Subversions may be divided into manifest rebellions and symbolic forms of subversion; the latter range from self-defeating yet defiant actions of (self ) destruction to ostensible adaptations to the current heteronormative model. Open, physical, and visible struggles include outright rejection of the model and the claims of sexual agency and citizenship. In situations where transgender people are stigmatized, lonely, and legally, economically, and psychologically vulnerable, searches for economic stability, social respect, friendship, and/or sexual partners constitute forms of symbolic subversion of the dominant gender order. Even if they ostensibly or publicly accept its hegemony, their very actions and search for accommodation within the system reveal subversion, or what James C. Scott (1990: 137) referred to as the “hidden transcripts, the disguised ideological resistance” to the dominant order.
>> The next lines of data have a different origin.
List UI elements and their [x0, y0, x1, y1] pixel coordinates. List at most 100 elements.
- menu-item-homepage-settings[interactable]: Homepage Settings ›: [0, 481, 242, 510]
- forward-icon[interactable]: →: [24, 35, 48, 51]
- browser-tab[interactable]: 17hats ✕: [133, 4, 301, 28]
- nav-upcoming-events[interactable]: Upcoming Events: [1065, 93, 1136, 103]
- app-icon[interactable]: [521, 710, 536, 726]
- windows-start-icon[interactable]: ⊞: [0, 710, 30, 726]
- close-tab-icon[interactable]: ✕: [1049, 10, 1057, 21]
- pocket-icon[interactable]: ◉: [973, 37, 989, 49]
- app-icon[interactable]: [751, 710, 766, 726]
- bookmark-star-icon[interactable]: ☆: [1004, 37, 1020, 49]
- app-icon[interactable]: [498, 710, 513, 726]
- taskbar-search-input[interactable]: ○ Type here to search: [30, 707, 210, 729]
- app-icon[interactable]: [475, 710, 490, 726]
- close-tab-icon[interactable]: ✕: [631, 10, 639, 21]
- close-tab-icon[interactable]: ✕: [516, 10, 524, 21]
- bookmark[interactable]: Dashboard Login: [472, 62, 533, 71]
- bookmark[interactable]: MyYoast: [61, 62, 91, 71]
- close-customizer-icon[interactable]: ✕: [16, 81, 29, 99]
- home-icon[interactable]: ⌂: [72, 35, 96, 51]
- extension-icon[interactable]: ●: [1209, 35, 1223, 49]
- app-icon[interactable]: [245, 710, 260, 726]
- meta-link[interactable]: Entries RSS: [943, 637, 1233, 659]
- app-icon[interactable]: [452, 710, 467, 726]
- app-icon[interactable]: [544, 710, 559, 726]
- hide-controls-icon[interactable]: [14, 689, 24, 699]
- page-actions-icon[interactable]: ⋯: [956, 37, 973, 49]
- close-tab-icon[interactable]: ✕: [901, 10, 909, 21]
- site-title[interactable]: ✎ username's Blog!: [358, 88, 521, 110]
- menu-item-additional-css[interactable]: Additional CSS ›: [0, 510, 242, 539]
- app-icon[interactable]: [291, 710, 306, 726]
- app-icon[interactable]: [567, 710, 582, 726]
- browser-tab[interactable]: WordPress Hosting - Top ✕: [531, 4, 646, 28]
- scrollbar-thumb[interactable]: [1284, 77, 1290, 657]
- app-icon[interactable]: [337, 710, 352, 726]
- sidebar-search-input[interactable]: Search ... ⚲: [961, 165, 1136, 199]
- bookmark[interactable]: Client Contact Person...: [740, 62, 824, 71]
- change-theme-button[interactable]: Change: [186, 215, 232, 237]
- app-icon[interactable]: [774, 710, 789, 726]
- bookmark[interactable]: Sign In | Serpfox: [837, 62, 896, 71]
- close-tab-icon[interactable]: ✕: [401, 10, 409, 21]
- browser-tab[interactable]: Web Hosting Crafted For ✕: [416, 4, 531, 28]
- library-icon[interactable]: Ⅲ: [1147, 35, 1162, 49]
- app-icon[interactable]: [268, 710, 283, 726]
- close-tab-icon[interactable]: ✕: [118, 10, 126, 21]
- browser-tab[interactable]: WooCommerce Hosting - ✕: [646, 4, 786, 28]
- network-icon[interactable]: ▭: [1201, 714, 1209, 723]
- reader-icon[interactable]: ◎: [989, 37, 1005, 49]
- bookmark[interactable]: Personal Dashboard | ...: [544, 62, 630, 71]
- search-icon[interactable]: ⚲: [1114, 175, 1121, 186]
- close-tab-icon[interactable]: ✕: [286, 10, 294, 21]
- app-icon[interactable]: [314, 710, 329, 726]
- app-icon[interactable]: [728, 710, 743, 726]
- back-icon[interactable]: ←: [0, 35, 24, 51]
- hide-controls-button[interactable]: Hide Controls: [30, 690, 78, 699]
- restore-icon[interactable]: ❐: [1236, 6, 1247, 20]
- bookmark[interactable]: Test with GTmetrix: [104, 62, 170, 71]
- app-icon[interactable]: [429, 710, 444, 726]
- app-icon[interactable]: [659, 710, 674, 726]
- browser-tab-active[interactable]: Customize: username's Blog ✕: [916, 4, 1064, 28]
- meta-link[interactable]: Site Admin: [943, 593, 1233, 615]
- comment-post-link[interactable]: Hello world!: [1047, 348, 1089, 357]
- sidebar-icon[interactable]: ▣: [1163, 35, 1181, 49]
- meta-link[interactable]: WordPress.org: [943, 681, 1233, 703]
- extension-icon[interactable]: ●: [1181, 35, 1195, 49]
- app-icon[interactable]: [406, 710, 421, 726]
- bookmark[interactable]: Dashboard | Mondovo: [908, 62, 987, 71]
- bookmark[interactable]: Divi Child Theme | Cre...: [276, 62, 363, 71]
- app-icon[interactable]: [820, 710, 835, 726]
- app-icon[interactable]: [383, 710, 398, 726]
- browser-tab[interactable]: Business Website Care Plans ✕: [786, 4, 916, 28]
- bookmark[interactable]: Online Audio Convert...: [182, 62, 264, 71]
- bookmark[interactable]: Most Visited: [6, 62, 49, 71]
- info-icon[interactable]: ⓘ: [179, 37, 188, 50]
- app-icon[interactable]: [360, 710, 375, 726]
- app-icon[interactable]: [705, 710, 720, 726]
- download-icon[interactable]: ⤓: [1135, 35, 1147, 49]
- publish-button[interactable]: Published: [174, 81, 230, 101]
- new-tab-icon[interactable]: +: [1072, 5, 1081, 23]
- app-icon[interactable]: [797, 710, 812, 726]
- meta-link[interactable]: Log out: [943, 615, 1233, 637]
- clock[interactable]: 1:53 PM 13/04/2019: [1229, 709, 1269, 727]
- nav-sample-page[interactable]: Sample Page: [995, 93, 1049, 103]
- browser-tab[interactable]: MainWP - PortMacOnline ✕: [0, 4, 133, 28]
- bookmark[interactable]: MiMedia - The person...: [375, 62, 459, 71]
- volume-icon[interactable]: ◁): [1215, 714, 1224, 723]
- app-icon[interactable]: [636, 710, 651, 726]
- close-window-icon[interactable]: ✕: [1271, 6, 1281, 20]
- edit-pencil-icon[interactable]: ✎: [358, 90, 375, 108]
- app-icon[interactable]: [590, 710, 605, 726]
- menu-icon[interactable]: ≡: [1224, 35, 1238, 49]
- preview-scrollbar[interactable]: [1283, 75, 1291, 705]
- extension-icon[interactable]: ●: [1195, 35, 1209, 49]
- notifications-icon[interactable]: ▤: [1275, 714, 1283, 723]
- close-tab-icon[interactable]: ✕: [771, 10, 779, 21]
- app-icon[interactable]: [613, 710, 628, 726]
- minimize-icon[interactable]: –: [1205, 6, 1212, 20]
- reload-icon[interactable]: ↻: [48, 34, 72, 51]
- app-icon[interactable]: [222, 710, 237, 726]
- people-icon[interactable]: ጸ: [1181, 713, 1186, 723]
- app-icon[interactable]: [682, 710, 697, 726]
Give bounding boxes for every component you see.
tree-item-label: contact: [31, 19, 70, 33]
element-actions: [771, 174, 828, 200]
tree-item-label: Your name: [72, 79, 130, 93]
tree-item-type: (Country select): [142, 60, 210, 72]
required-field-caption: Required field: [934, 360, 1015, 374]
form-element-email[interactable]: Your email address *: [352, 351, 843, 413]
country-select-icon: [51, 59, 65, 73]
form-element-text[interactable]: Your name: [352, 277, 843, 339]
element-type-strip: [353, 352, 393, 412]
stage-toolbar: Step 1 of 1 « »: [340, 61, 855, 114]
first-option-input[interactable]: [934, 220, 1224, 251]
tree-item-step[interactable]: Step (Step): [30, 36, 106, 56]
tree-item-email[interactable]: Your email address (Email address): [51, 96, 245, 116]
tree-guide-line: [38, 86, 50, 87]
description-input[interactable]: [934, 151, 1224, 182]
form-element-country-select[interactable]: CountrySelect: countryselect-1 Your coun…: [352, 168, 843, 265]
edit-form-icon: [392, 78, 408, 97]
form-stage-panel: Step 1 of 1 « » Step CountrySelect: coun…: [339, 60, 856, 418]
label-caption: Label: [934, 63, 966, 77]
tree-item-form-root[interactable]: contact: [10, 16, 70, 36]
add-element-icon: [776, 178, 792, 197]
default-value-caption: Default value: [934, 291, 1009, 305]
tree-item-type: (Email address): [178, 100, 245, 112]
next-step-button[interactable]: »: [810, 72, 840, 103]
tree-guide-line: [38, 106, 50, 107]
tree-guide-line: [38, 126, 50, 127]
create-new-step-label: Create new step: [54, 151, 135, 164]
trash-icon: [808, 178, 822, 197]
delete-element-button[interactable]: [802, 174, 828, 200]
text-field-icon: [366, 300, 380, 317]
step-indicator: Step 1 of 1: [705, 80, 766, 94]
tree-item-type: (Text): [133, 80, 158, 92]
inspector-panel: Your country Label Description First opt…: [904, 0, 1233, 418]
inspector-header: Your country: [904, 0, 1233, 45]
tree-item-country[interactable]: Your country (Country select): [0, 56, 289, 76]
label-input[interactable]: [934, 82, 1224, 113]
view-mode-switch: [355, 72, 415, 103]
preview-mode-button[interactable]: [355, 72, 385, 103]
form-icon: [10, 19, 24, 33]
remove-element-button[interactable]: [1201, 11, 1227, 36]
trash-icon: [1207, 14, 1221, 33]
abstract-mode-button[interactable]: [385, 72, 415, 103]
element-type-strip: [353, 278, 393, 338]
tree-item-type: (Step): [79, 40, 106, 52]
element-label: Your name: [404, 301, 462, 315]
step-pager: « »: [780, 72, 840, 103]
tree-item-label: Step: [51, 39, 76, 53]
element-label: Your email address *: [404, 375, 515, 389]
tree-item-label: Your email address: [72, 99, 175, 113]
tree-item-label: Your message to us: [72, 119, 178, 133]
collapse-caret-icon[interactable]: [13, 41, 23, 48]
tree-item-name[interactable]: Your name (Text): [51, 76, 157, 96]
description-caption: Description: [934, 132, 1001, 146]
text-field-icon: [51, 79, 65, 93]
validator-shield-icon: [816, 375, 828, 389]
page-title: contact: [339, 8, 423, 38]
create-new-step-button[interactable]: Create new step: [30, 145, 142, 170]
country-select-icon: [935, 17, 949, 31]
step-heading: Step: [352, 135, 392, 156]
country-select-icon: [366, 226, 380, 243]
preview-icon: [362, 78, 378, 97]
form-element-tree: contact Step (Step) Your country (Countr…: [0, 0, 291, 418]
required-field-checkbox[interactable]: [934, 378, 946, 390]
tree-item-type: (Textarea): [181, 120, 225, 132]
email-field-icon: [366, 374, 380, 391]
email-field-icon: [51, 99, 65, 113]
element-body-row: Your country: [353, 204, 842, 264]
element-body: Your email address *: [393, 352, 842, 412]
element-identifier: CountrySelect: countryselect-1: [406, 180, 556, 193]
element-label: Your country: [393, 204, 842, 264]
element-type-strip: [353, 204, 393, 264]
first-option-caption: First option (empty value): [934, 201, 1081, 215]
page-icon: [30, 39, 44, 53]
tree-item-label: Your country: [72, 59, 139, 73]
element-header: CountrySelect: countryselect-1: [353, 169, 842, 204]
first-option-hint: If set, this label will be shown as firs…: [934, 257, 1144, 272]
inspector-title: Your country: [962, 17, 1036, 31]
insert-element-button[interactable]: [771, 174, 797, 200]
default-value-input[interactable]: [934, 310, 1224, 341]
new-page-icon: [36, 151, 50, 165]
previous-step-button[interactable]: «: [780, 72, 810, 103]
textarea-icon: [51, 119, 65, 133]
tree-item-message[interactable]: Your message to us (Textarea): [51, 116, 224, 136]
Symbolic subversion can be seen as a continuum, its form ranging from outright resistance to (partial) compliance and even to defiant defeat. In the case of a double suicide of a lesbian couple, when they publicly go to their death together, usually because they are denied the possibility of staying together, the ultimate unmasking of heteronormativity is acted out. The myth of the “harmonious patriarchal family” is uncovered for what it means to those who are unable to live by its norms: a cruel power ploy that may end in death for those who experience this form of “happiness” as a travesty of the bliss they had found for themselves.
Some transgender people may perform their masculinity or femininity so convincingly that they are seen to be “normal” men or women, which is often also how they prefer to see themselves. Others are more likely to be perceived as rupturing the sex-gender nexus and subverting heteronormative norms, even though they may embrace certain aspects of them.
The subversion of heteronormativity covers a wide range from open forms of defiance and rebellion to more covert methods, rooted in daily practices and more or less subconscious strategies for survival. There is often a thin line between defiance and defeat. The risks of defeat are multiple. A certain amount of defiance is needed to survive — socially, economically, emotionally, and even physically. But too much defiance carries enormous risks such as social isolation, economic hardship, or physical and psychological violence. Subversion should be seen as a continuum of practices and motivations — from visible, physical forms of resistance to more invisible, symbolic forms.